Ein Stöhnen entwich ihm.
„Ihr hättet ihn beinahe getötet, Kommandant!“, sagte ein junger Elf vorwurfsvoll.
„Er ist nur ein Schattenländer.“
„Er ist unsere Quelle!“
Die jungen Krieger tauschten Blicke untereinander.
Merkanto setzte sich auf.
„Er lebt also noch, ja? Dann macht euch fertig. Wir brechen auf. Je eher wir über die Grenze sind, desto früher kann ich ihm das Genick brechen.“ Cailandros zitterte am ganzen Leib von einer Wut, die keiner seiner Leute verstand.
Gehorsam sammelten die Weißen Wächter ihr Hab und Gut zusammen. Zwei halfen Merkanto auf die Füße. Die Dryade warf ihm einen unsicheren, mitleidigen Blick zu.
Als sie aufsaßen und ihre Hunde vorausschickten, bemerkte Merkanto die Lücken in ihren Reihen, die Unsicherheiten, das Zögern. Dass ihr Kommandant vor ihren Augen beinahe einen Gefesselten erwürgt hatte, setzte dem unerfahrenen Junggemüse der Sonnenseite schwer zu.
Merkanto legte den Kopf in den Nacken. „Ich schätze, jetzt ist ein guter Zeitpunkt.“
Die Soldaten sahen ihn an, verständnislos.
„Was meint Ihr …?“, setzte einer an, als seine Stimme in einem feuchten Gurgeln erstickte.
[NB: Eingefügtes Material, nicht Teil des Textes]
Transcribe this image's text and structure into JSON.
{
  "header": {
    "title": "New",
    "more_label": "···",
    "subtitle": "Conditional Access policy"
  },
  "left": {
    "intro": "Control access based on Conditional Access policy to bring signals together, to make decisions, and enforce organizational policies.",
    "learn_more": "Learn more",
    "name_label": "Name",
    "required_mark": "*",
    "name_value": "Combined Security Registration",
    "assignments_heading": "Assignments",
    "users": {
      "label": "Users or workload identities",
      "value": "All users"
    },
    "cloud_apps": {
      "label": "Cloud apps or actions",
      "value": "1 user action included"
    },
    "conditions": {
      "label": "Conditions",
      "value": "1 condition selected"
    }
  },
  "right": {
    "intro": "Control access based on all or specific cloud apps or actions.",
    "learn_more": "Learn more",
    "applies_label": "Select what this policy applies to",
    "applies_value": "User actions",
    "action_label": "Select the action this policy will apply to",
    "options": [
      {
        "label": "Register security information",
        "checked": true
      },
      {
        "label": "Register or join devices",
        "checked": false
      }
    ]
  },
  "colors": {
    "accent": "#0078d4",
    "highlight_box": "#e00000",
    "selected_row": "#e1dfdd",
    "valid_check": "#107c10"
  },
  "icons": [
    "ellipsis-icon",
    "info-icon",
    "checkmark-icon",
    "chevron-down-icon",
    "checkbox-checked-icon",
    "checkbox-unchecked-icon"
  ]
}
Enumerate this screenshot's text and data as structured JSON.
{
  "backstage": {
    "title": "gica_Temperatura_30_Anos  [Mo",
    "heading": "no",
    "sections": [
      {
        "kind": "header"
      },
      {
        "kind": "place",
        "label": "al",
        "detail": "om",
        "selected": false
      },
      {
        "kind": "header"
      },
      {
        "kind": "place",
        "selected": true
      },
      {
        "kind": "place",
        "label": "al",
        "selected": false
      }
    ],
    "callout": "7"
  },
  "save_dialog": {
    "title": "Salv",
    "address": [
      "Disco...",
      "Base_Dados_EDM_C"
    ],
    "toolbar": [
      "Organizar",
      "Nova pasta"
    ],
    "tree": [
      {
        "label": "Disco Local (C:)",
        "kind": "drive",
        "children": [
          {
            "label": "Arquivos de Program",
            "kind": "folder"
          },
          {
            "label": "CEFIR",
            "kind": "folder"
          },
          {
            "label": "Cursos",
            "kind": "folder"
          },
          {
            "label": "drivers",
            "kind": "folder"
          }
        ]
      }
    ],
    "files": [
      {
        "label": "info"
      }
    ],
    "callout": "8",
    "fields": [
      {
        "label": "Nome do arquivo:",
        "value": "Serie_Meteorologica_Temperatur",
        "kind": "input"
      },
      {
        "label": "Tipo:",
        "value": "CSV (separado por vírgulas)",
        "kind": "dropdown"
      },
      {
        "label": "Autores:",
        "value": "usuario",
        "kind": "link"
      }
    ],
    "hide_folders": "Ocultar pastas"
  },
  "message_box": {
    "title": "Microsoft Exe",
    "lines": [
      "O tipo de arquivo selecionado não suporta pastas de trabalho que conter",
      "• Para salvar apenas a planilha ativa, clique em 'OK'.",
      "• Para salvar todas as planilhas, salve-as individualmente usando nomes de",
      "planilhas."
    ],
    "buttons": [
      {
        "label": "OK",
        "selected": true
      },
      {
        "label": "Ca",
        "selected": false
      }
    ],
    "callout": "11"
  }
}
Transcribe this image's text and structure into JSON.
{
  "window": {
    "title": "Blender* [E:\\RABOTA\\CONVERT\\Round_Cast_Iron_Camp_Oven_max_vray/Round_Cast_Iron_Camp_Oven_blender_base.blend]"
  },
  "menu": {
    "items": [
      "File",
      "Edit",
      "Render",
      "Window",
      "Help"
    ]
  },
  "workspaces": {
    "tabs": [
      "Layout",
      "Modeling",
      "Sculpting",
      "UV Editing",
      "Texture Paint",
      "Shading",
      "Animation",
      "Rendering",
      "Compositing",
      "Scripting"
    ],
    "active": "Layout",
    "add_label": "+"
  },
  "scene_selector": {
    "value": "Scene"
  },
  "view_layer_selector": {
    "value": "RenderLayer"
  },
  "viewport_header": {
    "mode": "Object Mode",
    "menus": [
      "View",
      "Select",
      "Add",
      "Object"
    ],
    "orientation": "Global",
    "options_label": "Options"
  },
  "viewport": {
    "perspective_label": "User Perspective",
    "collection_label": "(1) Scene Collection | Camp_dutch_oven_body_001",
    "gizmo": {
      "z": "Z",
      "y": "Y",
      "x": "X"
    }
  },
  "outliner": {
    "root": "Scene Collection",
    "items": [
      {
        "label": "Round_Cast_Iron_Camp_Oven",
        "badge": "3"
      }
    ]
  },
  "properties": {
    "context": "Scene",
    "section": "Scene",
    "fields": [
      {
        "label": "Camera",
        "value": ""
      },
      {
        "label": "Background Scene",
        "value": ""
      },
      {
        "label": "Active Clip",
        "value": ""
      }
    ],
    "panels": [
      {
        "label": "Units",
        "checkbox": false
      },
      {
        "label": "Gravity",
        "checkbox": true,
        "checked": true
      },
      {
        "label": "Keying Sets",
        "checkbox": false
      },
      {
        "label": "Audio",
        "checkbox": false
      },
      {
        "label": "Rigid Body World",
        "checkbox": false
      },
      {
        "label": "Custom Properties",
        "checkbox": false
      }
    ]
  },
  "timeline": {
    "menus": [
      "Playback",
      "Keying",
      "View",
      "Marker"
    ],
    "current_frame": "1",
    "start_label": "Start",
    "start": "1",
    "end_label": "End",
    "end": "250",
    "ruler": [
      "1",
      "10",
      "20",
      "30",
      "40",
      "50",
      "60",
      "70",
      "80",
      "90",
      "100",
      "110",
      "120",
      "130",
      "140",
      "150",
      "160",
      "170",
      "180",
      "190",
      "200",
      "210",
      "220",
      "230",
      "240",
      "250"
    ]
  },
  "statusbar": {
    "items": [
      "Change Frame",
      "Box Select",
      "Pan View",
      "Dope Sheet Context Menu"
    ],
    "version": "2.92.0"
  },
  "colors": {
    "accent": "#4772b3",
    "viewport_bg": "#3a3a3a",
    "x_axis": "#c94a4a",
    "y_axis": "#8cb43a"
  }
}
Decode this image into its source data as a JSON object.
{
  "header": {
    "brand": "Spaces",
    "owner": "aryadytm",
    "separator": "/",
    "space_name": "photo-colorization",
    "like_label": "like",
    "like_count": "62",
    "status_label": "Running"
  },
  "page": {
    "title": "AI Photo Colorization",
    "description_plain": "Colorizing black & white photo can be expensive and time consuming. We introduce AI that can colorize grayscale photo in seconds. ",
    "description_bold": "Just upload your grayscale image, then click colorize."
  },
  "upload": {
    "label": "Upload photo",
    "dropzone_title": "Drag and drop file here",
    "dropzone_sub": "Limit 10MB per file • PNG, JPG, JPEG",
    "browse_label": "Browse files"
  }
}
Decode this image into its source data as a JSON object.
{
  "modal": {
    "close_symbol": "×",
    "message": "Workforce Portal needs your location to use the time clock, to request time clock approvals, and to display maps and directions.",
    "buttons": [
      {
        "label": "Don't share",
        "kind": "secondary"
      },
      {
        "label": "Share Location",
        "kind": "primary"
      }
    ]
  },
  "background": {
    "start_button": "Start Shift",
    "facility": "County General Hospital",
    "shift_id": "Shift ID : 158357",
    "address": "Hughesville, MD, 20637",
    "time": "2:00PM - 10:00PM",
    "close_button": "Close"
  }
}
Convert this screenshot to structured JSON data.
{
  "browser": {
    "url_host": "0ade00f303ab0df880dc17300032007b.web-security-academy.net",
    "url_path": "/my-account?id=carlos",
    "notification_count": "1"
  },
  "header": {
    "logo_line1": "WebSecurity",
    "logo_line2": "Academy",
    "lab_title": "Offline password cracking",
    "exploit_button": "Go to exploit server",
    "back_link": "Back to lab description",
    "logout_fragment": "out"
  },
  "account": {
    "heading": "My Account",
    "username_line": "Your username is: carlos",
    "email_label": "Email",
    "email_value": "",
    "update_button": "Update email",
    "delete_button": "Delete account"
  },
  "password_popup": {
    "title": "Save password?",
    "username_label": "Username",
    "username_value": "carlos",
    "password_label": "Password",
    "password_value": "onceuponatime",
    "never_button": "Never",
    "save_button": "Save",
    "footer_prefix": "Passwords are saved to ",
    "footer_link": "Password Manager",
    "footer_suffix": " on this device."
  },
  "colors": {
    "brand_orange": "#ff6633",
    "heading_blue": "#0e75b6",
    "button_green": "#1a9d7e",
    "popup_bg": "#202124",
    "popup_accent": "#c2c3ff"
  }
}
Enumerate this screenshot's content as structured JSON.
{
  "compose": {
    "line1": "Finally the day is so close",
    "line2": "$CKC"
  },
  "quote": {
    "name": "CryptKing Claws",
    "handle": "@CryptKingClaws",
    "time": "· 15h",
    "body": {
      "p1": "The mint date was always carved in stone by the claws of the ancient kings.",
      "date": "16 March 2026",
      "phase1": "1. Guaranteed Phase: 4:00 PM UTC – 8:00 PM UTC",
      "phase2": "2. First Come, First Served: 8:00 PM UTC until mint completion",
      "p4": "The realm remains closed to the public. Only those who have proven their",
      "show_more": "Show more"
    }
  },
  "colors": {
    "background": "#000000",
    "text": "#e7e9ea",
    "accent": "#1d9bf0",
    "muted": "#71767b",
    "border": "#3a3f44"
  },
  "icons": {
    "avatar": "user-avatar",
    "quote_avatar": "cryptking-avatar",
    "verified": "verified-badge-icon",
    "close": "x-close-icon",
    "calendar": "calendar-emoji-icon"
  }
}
Alle Blicke richteten sich auf den Pfeilschaft, der zitternd aus dem Hals des jungen Elfen ragte.
„In Deckung!“, brüllte Cailandros, als er sich gefasst hatte, doch da war es bereits zu spät. Die Hexen drehten von der Grenze ab und jagten auf ihren Besen herbei. Im Gras ringsum erhoben sich Jäger mit Pfeil und Bogen. Wie aus dem Nichts waren die jungen Sonnenländer umzingelt.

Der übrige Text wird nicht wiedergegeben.